Enquanto isso, no Morro do Cruzeiro, a vida seguia outro ritmo.

Camila, a piriguete oficial, desfilava de short minúsculo pelo beco, mastigando chiclete e jogando cabelo. Ao lado dela, Grazyelly, igualmente extravagante, mas sempre babando pelo Sub, o Coringa.

— Amiga, você viu o Falcão hoje? — Camila suspirou, olhando pra mansão no alto do morro.

— Vi, mas ele nem olhou na sua cara.

— Cala a boca, vaca. Uma hora ele cai no meu charme.

— Só se for morto. Porque vivo… — Grazyelly gargalhou.

Passaram o dia causando: brigaram com Vanessa e Yasmin, as rivais, fizeram escândalo no bar da Dona Zuleide e ainda juraram se vingar porque o Falcão não deu moral.

— Aquelas duas são ridículas. — Camila batia o pé no chão.

— Ridículas são nós duas, amiga. Você atrás do Falcão e eu atrás do Coringa.

— Mas nós é bonita, né?

— Somos. Mas somos burras.

— Ah, cala a boca e vamos beber.

No fim da noite, voltaram pra casa, rindo alto, falando besteira. Deitaram cada uma no seu quarto. A TV ainda ligada na sala mostrava o noticiário falando de um acidente de carro na cidade. Mas elas já estavam apagadas, sem imaginar nada do que viria.

🌄 O Despertar

O sol mal tinha nascido quando Camila (Kira) acordou. A cabeça latejava, mas a sensação era estranha. Ela olhou em volta. Quarto pequeno, paredes com pôster de funk, roupas espalhadas.

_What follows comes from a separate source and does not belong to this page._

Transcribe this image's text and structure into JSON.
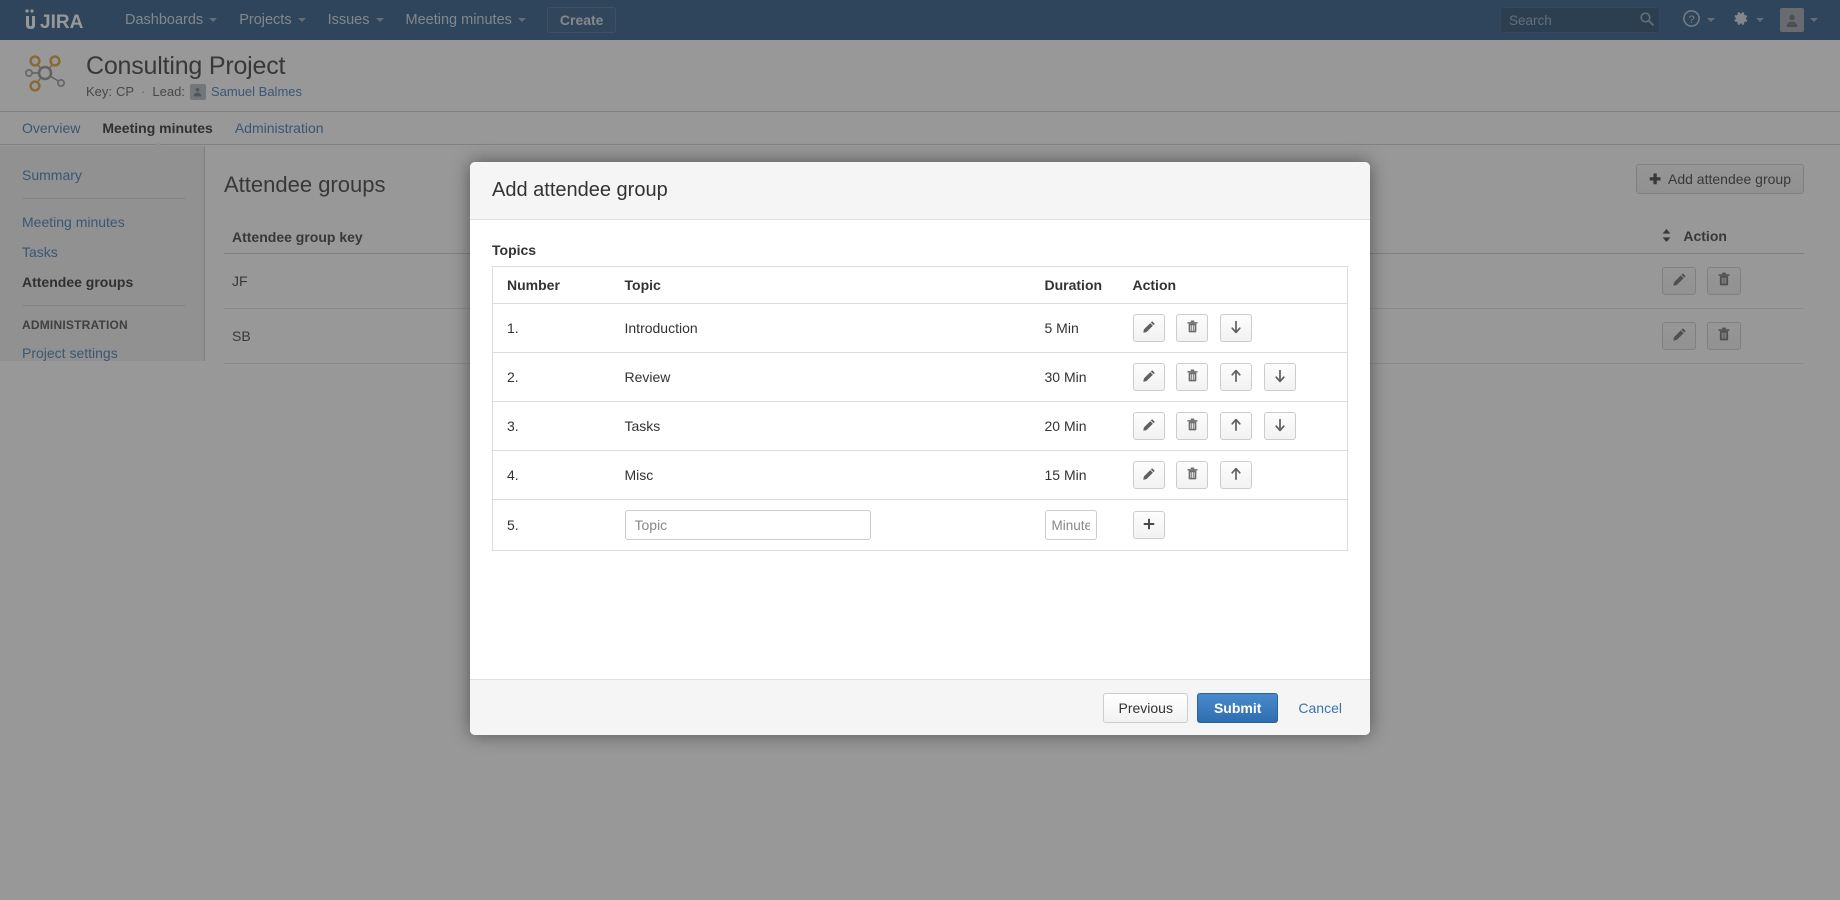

— Mas que… que merda é essa? — Kira sentou na cama. — Isso não é minha casa.

Ela levantou, cambaleando, e foi até o espelho. O choque foi imediato: uma mulher com short curto, barriga de fora e piercing no umbigo a encarava.

— Não. Não, não, não. Isso é pesadelo. Isso é pegadinha.

Ela puxou o cabelo loiro.

— EU. TÔ. NUMA. PIRIGUETE.

Do outro lado da casa, Grazyelly (Scarlett) também acordava.

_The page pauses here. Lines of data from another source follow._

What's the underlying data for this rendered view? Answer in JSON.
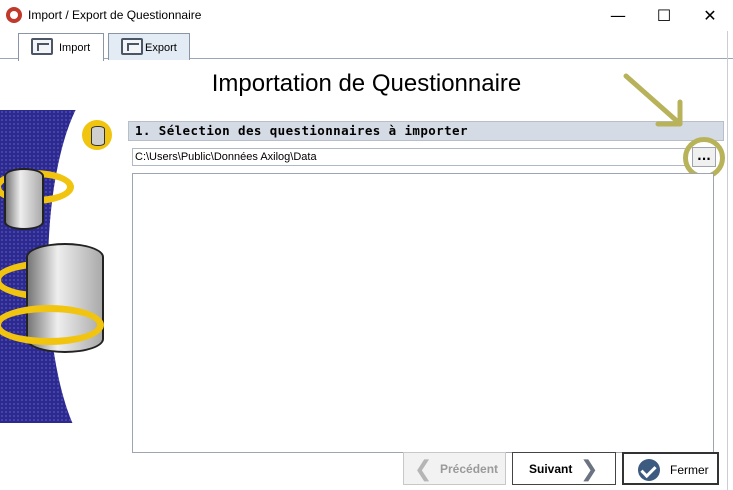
{
  "window": {
    "title": "Import / Export de Questionnaire",
    "minimize_glyph": "—",
    "maximize_glyph": "☐",
    "close_glyph": "✕"
  },
  "tabs": [
    {
      "label": "Import",
      "icon": "import-icon",
      "active": true
    },
    {
      "label": "Export",
      "icon": "export-icon",
      "active": false
    }
  ],
  "page_title": "Importation de Questionnaire",
  "section": {
    "header": "1. Sélection des questionnaires à importer"
  },
  "path_field": {
    "value": "C:\\Users\\Public\\Données Axilog\\Data"
  },
  "browse_button": {
    "label": "..."
  },
  "buttons": {
    "previous": "Précédent",
    "next": "Suivant",
    "close": "Fermer"
  },
  "colors": {
    "annotation": "#b8b35a",
    "header_bg": "#d5dbe4"
  }
}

— Ah, não. Não pode ser. — Scarlett olhou as unhas postiças rosas. — Quem pintou essa coisa? Meu Deus, olha o tamanho desse decote.

Correu pro espelho. — Ah, não. Eu tô dentro da amiga da piriguete.

Na cozinha, as duas se encontraram. Uma encarou a outra, em choque.

— …Kira? — Scarlett arriscou.

— Scarlett? — Kira arregalou os olhos.

— Ah, não. Não, não, não. Você morreu também?

— Claro que morri, sua anta. Você acha que ia me deixar sozinha nessa?

As duas ficaram alguns segundos em silêncio. Então explodiram juntas:

— QUE MERDA É ESSA?!

Kira puxava a blusa curta tentando cobrir a barriga.

— Essas roupas mostram até o útero, Scarlett! Isso é desumano!

Scarlett segurava o cabelo com mega hair.

— Eu pareço uma boneca inflável, Kira!

— Pelo menos a bunda é boa. — Kira olhou pro espelho e deu um tapa no próprio quadril. — Tá, confesso, o corpo é bom.

— É, mas a reputação é lixo.

De repente, flashes começaram a surgir na cabeça delas. Como se fossem memórias que não eram delas: Camila brigando na rua, Grazyelly correndo atrás de soldado, as duas sendo humilhadas pelas rivais no bar da Zuleide.

— Ah, não. Não acredito. Eu sou ELA. Eu sou a barraqueira. — Kira se jogou na cadeira da cozinha.

— E eu sou a grudenta atrás do Sub. Ah, que pesadelo. — Scarlett passou a mão no rosto.

O silêncio durou pouco. As duas começaram a rir alto, quase chorando de tanto rir.

— Kira, olha isso! A gente passou de advogadas fodonas pra duas piriguetes do morro!

— Isso não é reencarnação, Scarlett. Isso é castigo divino!

— Castigo não, amiga… isso é novela mexicana.

E caíram na gargalhada de novo.

📖 – Continuação

A risada ecoava pela cozinha apertada. O chão de cerâmica trincada, a mesa com toalha florida já manchada de molho, a cafeteira velha chiando sozinha.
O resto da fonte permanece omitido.